Less plastic found on coastline
Executive Director of the Tourism Enhancement Fund (TEF), Dr Carey Wallace, says the ban on single-use plastics has reduced the amount of plastic pollutants collected along the Palisadoes coastline on International Coastal Cleanup Day, this year.
"Last year when the TEF participated in International Coastal Cleanup Day, we noticed a lot of single-use plastics like straws, scandal bags and styrofoam products. However, this year there was a noticeable reduction in the number of these products we cleared from the coastline," said Wallace.
He noted that data from the Jamaica Environment Trust (JET) shows a 30 per cent reduction in the number of single-use plastics collected this year along the Palisadoes Strip on International Costal Cleanup Day (September 21), when compared to last year.
Playing their part
Wallace said that the TEF welcomes the positive impact of the ban and is encouraging the Government and citizens to continue playing their part in preserving the environment.
"One of the great things we showcase as a tourism destination is our natural beauty, so we need to safeguard it by taking care of the environment," he emphasised.

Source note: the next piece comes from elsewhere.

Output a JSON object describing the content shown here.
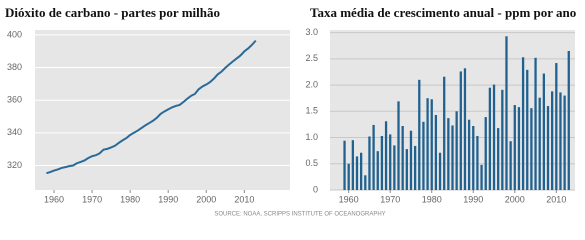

He pointed out that in addition to partnering with JET to commemorate International Coastal Cleanup Day annually, the TEF is currently engaged in a project to replant corals in an attempt to regenerate the island's coral reefs. This forms part of their wider effort to preserve the environment and support those who do.
"We partner with NGOs such as JET, where we support and sponsor campaigns promoting eco-friendliness such as 'Nuh Dutty Up Jamaica'. We also partner with the Ministry of Tourism to promote their eco-friendly programme in schools," Wallace said.
He informed that the TEF will be financing the procurement of a recycling truck for Negril in the upcoming year.